P.S.: I also removed Java support on my machine.

Paul

----------


## Sjoeii

just curious. Anyone using safari browser?

----------


## aintrust

@ *Sjoeii*

Sure... =)

----------


## Sjoeii

haha and what do you think?

----------


## aintrust

Safari is the best browser I've ever seen on my iPhone... =)))

----------


## Sjoeii

haha
I hope I can test that version later this week when I receive mine ;-)

----------


## Simple10

however, the most common avenue of exploitation is via Internet Explorer.
Internet Explorer 5.x, 6.x and 7 running on all versions of Windows are affected.

As plug-ins are generally used to enable access to third party file formats, many plug-in vulnerabilities apply to all compatible browsers on all operating systems. Any web browser running on any version of any operating system is potentially vulnerable.

- www.sans.org/top20/#c1

Could you be more specific on these procedures (would like to impliment them).

"That's why, even while Firefox is my default browser, I locked IE down completely, and blocked it from Internet access (it's on a proxy to remote address 0.0.0.0, and I disabled the ability for most programs to launch others in the HKEY_CLASSES_ROOT section of the registry by deleting the Shell/Open/Command-parameter. This *is* risky if you don't know what you're doing, but it's the best defense you can imagine against spyware trying to silently run applications.
P.S.: I also removed Java support on my machine." -Paul

----------


## Sjoeii

> Safari is the best browser I've ever seen on my iPhone... =)))

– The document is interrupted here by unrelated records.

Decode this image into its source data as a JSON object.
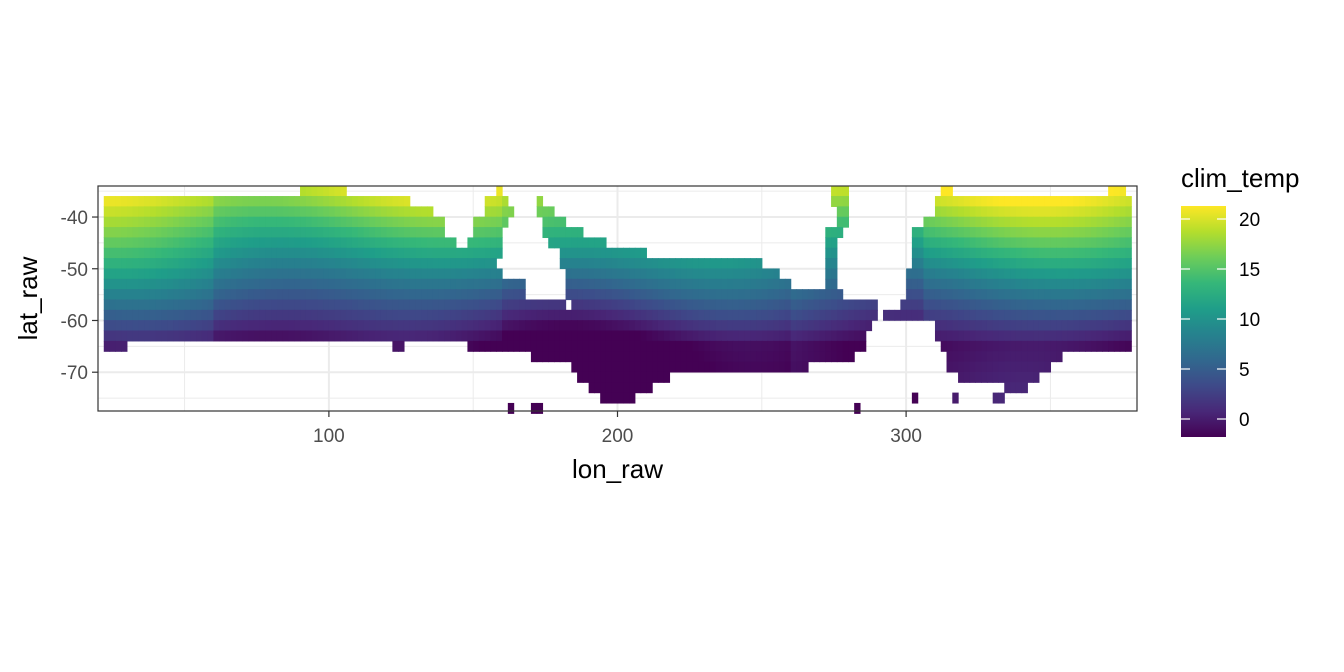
{
  "chart_data": {
    "type": "heatmap",
    "title": "",
    "xlabel": "lon_raw",
    "ylabel": "lat_raw",
    "xlim": [
      20,
      380
    ],
    "ylim": [
      -77.5,
      -34
    ],
    "x_ticks": [
      100,
      200,
      300
    ],
    "x_tick_labels": [
      "100",
      "200",
      "300"
    ],
    "y_ticks": [
      -40,
      -50,
      -60,
      -70
    ],
    "y_tick_labels": [
      "-40",
      "-50",
      "-60",
      "-70"
    ],
    "grid": true,
    "legend": {
      "title": "clim_temp",
      "placement": "right",
      "range": [
        -1.8,
        21.3
      ],
      "ticks": [
        0,
        5,
        10,
        15,
        20
      ],
      "tick_labels": [
        "0",
        "5",
        "10",
        "15",
        "20"
      ],
      "palette": "viridis",
      "colors": [
        "#440154",
        "#482878",
        "#3E4A89",
        "#31688E",
        "#26828E",
        "#1F9E89",
        "#35B779",
        "#6DCD59",
        "#B4DE2C",
        "#FDE725"
      ]
    },
    "grid_resolution_deg": 2,
    "value_model": "estimated climatological surface temperature: warm (~20) near -36 latitude, cooling southward to ~ -1.8 near the Antarctic margin",
    "rows": [
      {
        "lat": -35,
        "segments": [
          [
            90,
            106
          ],
          [
            158,
            160
          ],
          [
            274,
            280
          ],
          [
            312,
            316
          ],
          [
            370,
            376
          ]
        ]
      },
      {
        "lat": -37,
        "segments": [
          [
            22,
            128
          ],
          [
            154,
            162
          ],
          [
            172,
            174
          ],
          [
            274,
            280
          ],
          [
            310,
            378
          ]
        ]
      },
      {
        "lat": -39,
        "segments": [
          [
            22,
            136
          ],
          [
            154,
            164
          ],
          [
            172,
            178
          ],
          [
            276,
            280
          ],
          [
            310,
            378
          ]
        ]
      },
      {
        "lat": -41,
        "segments": [
          [
            22,
            140
          ],
          [
            150,
            162
          ],
          [
            174,
            182
          ],
          [
            276,
            280
          ],
          [
            306,
            378
          ]
        ]
      },
      {
        "lat": -43,
        "segments": [
          [
            22,
            140
          ],
          [
            150,
            160
          ],
          [
            174,
            188
          ],
          [
            272,
            278
          ],
          [
            302,
            378
          ]
        ]
      },
      {
        "lat": -45,
        "segments": [
          [
            22,
            144
          ],
          [
            148,
            160
          ],
          [
            176,
            196
          ],
          [
            272,
            276
          ],
          [
            302,
            378
          ]
        ]
      },
      {
        "lat": -47,
        "segments": [
          [
            22,
            160
          ],
          [
            180,
            210
          ],
          [
            272,
            276
          ],
          [
            302,
            378
          ]
        ]
      },
      {
        "lat": -49,
        "segments": [
          [
            22,
            158
          ],
          [
            180,
            250
          ],
          [
            272,
            276
          ],
          [
            302,
            378
          ]
        ]
      },
      {
        "lat": -51,
        "segments": [
          [
            22,
            160
          ],
          [
            182,
            256
          ],
          [
            272,
            276
          ],
          [
            300,
            378
          ]
        ]
      },
      {
        "lat": -53,
        "segments": [
          [
            22,
            168
          ],
          [
            182,
            260
          ],
          [
            272,
            276
          ],
          [
            300,
            378
          ]
        ]
      },
      {
        "lat": -55,
        "segments": [
          [
            22,
            168
          ],
          [
            182,
            278
          ],
          [
            300,
            378
          ]
        ]
      },
      {
        "lat": -57,
        "segments": [
          [
            22,
            182
          ],
          [
            184,
            290
          ],
          [
            298,
            378
          ]
        ]
      },
      {
        "lat": -59,
        "segments": [
          [
            22,
            290
          ],
          [
            292,
            378
          ]
        ]
      },
      {
        "lat": -61,
        "segments": [
          [
            22,
            288
          ],
          [
            310,
            378
          ]
        ]
      },
      {
        "lat": -63,
        "segments": [
          [
            22,
            286
          ],
          [
            310,
            378
          ]
        ]
      },
      {
        "lat": -65,
        "segments": [
          [
            22,
            30
          ],
          [
            122,
            126
          ],
          [
            148,
            286
          ],
          [
            312,
            378
          ]
        ]
      },
      {
        "lat": -67,
        "segments": [
          [
            170,
            282
          ],
          [
            314,
            354
          ]
        ]
      },
      {
        "lat": -69,
        "segments": [
          [
            184,
            266
          ],
          [
            314,
            350
          ]
        ]
      },
      {
        "lat": -71,
        "segments": [
          [
            186,
            218
          ],
          [
            318,
            346
          ]
        ]
      },
      {
        "lat": -73,
        "segments": [
          [
            190,
            212
          ],
          [
            334,
            342
          ]
        ]
      },
      {
        "lat": -75,
        "segments": [
          [
            194,
            206
          ],
          [
            302,
            304
          ],
          [
            316,
            318
          ],
          [
            330,
            334
          ]
        ]
      },
      {
        "lat": -77,
        "segments": [
          [
            162,
            164
          ],
          [
            170,
            174
          ],
          [
            282,
            284
          ]
        ]
      }
    ]
  }
}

I have my iPhone now for couple of days and must admit. safari works great

----------


## Simple10

> That's why, even while Firefox is my default browser, I locked IE down completely, and blocked it from Internet access (it's on a proxy to remote address 0.0.0.0, and I disabled the ability for most programs to launch others in the HKEY_CLASSES_ROOT section of the registry by deleting the Shell/Open/*Command*-parameter. This *is* risky if you don't know what you're doing, but it's the best defense you can imagine against spyware trying to silently run applications. 
> P.S.: I also removed Java support on my machine.
> 
> Paul


I have vista. How do I do that with the registry? PM if you don't want to post. How do I get rid of java support, Add/Remove? I thought I needed IE for Windows Updates.

----------


## harrybro

It has to do with the way your browser launches arbitrary programs when special URLs containing the % character are clicked on.

----------